Roberts’s phrase, “the most expensive regulation ever,” never appears in the NERA report, but it has been a favorite talking point for polluters challenging the Environmental Protection Agency. The National Association of Manufacturers, or NAM—which enthusiastically backed Roberts’ nomination to the Supreme Court—boasted in its 2014 annual report about its success in perpetuating the idea that a proposed EPA rule on ozone pollution would have been “the most expensive regulation of all time.” 

The group had good reason to be proud. “From the Speaker of the House of Representatives to almost every major news outlet in America, the NAM’s message opposing the EPA’s proposed ozone standard carried far and wide,” the business lobby bragged. “The NAM defined the message and set the tone about how much the unforgiving new ozone standard could raise energy prices, hobble economic growth and hurt job creation.” NAM commissioned the study it used to make that case from NERA Economic Consulting. After its release, the NAM annual report added that the group’s energy team “toured the country, forging partnerships with allies in key states to counter the standard.”  

Not long after SCOTUS granted its stay of the Clean Power Plan, in 2017, President Trump relied on yet another NERA report to justify pulling the United States out of the Paris Agreement, which stated, somewhat fantastically, that the implementation of the agreement “could obliterate $3 trillion of GDP, 6.5 million industrial sector jobs and $7,000 in per capita household income from the American economy by 2040,” as Trump paraphrased. That report was prepared by NERA for the American Council for Capital Formation Center for Policy Research, a non-profit research affiliate of the American Council for Capital Formation. The latter group has received generous funding from the Koch network, the John M. Olin Foundation, and other key fossil fuel–tied backers of the right-wing legal movement.

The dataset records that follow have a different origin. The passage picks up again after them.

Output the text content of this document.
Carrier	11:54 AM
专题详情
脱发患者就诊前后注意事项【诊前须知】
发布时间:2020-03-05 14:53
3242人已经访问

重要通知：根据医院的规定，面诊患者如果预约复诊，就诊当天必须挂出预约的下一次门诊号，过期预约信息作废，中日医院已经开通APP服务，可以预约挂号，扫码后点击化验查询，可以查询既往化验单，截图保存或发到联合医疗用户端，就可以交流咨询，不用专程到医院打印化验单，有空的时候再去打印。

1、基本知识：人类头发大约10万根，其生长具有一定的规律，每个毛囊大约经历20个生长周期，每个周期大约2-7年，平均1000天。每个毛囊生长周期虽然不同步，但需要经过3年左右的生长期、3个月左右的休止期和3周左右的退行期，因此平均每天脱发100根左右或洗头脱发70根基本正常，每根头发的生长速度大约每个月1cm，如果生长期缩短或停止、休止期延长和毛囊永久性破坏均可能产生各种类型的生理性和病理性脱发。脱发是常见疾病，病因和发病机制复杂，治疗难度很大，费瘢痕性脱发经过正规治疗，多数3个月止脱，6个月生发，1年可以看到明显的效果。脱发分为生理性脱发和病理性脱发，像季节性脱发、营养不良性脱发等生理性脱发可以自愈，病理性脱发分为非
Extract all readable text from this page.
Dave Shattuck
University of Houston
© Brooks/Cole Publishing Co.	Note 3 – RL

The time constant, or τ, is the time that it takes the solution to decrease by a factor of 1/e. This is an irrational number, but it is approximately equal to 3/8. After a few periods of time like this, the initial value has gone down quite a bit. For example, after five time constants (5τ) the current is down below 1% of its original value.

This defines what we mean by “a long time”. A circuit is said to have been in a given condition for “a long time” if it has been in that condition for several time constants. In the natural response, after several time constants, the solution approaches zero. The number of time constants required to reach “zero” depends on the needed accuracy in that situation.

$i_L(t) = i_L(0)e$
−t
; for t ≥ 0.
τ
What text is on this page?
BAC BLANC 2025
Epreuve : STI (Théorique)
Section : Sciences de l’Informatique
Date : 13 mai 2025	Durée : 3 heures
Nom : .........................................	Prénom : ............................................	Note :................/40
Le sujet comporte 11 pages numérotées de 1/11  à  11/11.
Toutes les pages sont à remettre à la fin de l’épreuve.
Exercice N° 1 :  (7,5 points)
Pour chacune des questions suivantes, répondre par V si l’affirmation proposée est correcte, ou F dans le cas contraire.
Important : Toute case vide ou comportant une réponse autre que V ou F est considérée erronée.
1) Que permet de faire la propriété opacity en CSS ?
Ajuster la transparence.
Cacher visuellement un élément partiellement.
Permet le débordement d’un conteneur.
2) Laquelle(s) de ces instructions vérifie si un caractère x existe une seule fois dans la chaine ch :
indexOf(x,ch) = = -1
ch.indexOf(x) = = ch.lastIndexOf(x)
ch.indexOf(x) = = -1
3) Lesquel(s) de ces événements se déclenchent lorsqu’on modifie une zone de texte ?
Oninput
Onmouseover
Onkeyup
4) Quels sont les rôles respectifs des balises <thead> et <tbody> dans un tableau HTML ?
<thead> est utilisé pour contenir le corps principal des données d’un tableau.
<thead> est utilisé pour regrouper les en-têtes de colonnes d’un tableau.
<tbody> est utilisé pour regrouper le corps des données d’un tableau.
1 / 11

The fact that Roberts references an industry-backed NERA report isn’t a smoking gun so much as confirmation of a well-documented fact: that the right’s corporate-backed war against climate and environmental regulations is central to its broader anti-democratic project. For decades, the profits that flow from the coal, oil, and gas industries have financed the right’s crusade against majority rule, including the Clean Air Act and the other vestiges of the New Deal state that spurred them into action nearly a century ago. The courts offer polluters an especially tantalizing end-run around democracy. Trying to change laws and regulations through lobbying and campaign donations is a lot harder than influencing a handful of judges who can simply invalidate them.